Le Conseil national ne veut pas de service long pour la PC

La réforme de la protection civile devrait s'écarter des plans du Conseil fédéral. Le Conseil ...
Le Conseil national ne veut pas de service long pour la PC

Le Conseil national ne veut pas de service long pour la PC

Photo: KEYSTONE/MARTIAL TREZZINI

La réforme de la protection civile devrait s'écarter des plans du Conseil fédéral. Le Conseil national a adopté vendredi à l'unanimité le projet après l'avoir corrigé, notamment sur le service long et le financement.

La loi ne répond plus aux risques actuels comme le terrorisme, les pandémies, les catastrophes naturelles ou les pannes électriques, a expliqué Carlo Sommaruga (Verts/GE) au nom de la commission. La révision proposée permettra de réagir à ces développements, a ajouté Nicolo Paganini (PDC/SG).

Elle prévoit aussi de réduire et d'assouplir la durée du service obligatoire de la protection civile afin de l'harmoniser avec le service militaire. L'obligation de servir commencera au plus tôt à 18 ans et se terminera au plus tard à 36 ans.

Le Conseil fédéral prévoyait un total de 245 jours de service sur 12 ans, tant pour la troupe que pour les sous-officiers. Il voulait laisser la possibilité de l'effectuer en une fois.

Contre le service long

Les députés ont été irrités par cette idée et l'ont rejetée par 152 voix contre 31. Les personnes astreintes accomplissent environ 70 à 80 jours de service. Il n'y a pas de raison qu'elles effectuent volontairement 245 jours de service, a argumenté Priska Seiler Graf (PS/ZH). De plus, elles font concurrence aux travailleurs qui postulent dans les administrations cantonales et communales, a souligné M. Sommaruga.

Seul le PLR voulait maintenir cette possibilité. Chaque canton est libre de l'appliquer, a rappelé la ministre de la protection de la population Viola Amherd.

Le Conseil fédéral pourra rappeler les personnes qui ont été libérées du service obligatoire 5 ans auparavant au plus. Mais seulement afin de renforcer les effectifs de protection civile, notamment en cas de conflit armé.

M. Sommaruga aurait voulu étendre cette possibilité aux catastrophes d'ampleur nationale ou aux situations d’urgence nationale. 'S'il devait arriver quelque chose de dramatique dans le pays, c'est une situation climatique', a lancé Pierre-Alain Fridez (PS/JU). La proposition a été balayée par 121 voix contre 64.

Statu quo pour les abris

Le National a aussi refusé de toucher au système actuel en matière d'abris et de contributions de remplacement.

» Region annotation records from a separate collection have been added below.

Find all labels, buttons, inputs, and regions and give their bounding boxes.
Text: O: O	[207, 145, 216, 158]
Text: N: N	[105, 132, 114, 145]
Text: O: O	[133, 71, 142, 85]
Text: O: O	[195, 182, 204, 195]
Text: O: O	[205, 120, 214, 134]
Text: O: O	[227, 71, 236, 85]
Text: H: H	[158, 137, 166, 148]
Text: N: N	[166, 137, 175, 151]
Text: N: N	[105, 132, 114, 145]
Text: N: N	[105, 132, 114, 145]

Chaque habitant doit avoir une place à proximité de son domicile, a rappelé Thomas Hurter (UDC/SH). Y renoncer serait 'hypothéquer la sécurité de la population', a expliqué M. Sommaruga au nom de la commission.

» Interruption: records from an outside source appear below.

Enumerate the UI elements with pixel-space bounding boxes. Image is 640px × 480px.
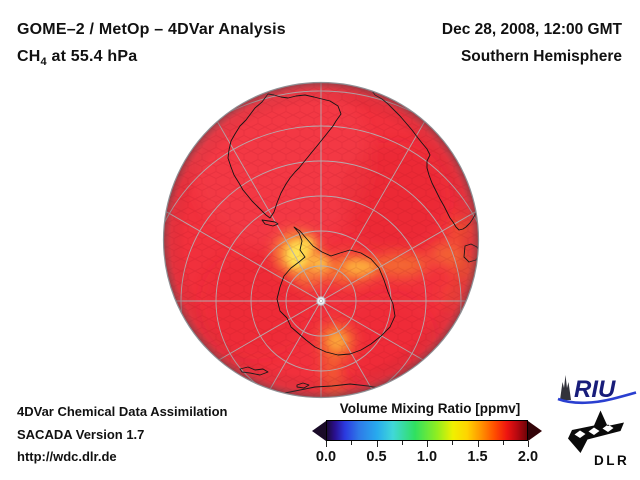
pressure-level-label: at 55.4 hPa (46, 48, 138, 65)
version-label: SACADA Version 1.7 (17, 426, 145, 442)
colorbar-right-arrow-icon (528, 420, 542, 441)
assimilation-credit: 4DVar Chemical Data Assimilation (17, 404, 228, 419)
globe-limb (163, 82, 479, 398)
credits: 4DVar Chemical Data Assimilation SACADA … (17, 401, 228, 469)
riu-swoosh (557, 391, 637, 405)
colorbar-ticks (326, 441, 529, 447)
colorbar-tick-label: 0.5 (366, 449, 387, 465)
dlr-emblem-icon (568, 410, 624, 453)
colorbar: Volume Mixing Ratio [ppmv] 0.0 0.5 1.0 1… (312, 401, 548, 467)
species-symbol: CH (17, 48, 41, 65)
dlr-logo: DLR (568, 410, 629, 468)
datetime-label: Dec 28, 2008, 12:00 GMT (441, 21, 622, 38)
riu-logo: RIU (557, 375, 637, 405)
globe-rim (162, 81, 480, 399)
hemisphere-label: Southern Hemisphere (460, 48, 622, 65)
globe-map (162, 81, 480, 399)
header-right: Dec 28, 2008, 12:00 GMT Southern Hemisph… (442, 16, 622, 70)
colorbar-tick-labels: 0.0 0.5 1.0 1.5 2.0 (316, 449, 538, 467)
colorbar-title: Volume Mixing Ratio [ppmv] (339, 401, 521, 416)
colorbar-left-arrow-icon (312, 420, 326, 441)
header-left: GOME–2 / MetOp – 4DVar Analysis CH4 at 5… (17, 16, 286, 76)
colorbar-tick-label: 2.0 (517, 449, 539, 465)
species-level-line: CH4 at 55.4 hPa (17, 43, 286, 76)
colorbar-tick-label: 1.0 (416, 449, 438, 465)
dlr-wordmark: DLR (594, 453, 629, 468)
species-subscript: 4 (40, 56, 47, 69)
colorbar-tick-label: 1.5 (467, 449, 488, 465)
colorbar-bar (312, 420, 548, 441)
colorbar-tick-label: 0.0 (315, 449, 337, 465)
cathedral-icon (560, 375, 571, 400)
analysis-title: GOME–2 / MetOp – 4DVar Analysis (17, 21, 286, 38)
wdc-url: http://wdc.dlr.de (17, 449, 117, 464)
colorbar-gradient (326, 420, 528, 441)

'Ces abris servent souvent à ranger des aliments; ils ne sont que rarement véritablement utilisés', a rétorqué M. Fridez. Il proposait de geler la construction de nouveaux abris, mais d'entretenir ceux déjà existants.

Pour Balthasar Glättli (Verts/ZH) le concept est dépassé. Il voulait le supprimer et attribuer les contributions de remplacement aux constructions destinées à protéger des biens culturels. Ils n'ont convaincu que la gauche.

Les contributions de remplacement seront affectées à la rénovation d’abris privés et publics ou à des tâches de formation dans la protection civile.

Service civil

Par 130 voix contre 45, le National a refusé de citer le service civil parmi les organisations partenaires œuvrant dans le cadre de la protection de la population. Aux yeux de Beat Flach (Verts/AG), le service civil ne dispose pas des structures nécessaires pour être considéré comme une organisation partenaire.

'Si on introduit le service civil dans cette loi, il faudrait aussi introduire l'armée. Cela n'a pas de sens', a aussi contré Rosemarie Quadranti (PBD/ZH). Et Mme Amherd d'ajouter que le service civil est géré par la Confédération et non pas les cantons comme les autres organisations partenaires.

Les ressources peuvent compléter les forces de la protection civile qui manque de personnel, a tenté d'expliquer Carlo Sommaruga au nom de la commission. Seule la gauche l'a suivi.

Coûts

La Confédération, et non les cantons, devrait supporter les coûts liés au système d’information sur le personnel de l’armée et de la protection civile. La commission le réclame à l'unanimité, arguant que la Confédération exploite et développe le système.

Le dossier passe au Conseil des Etats.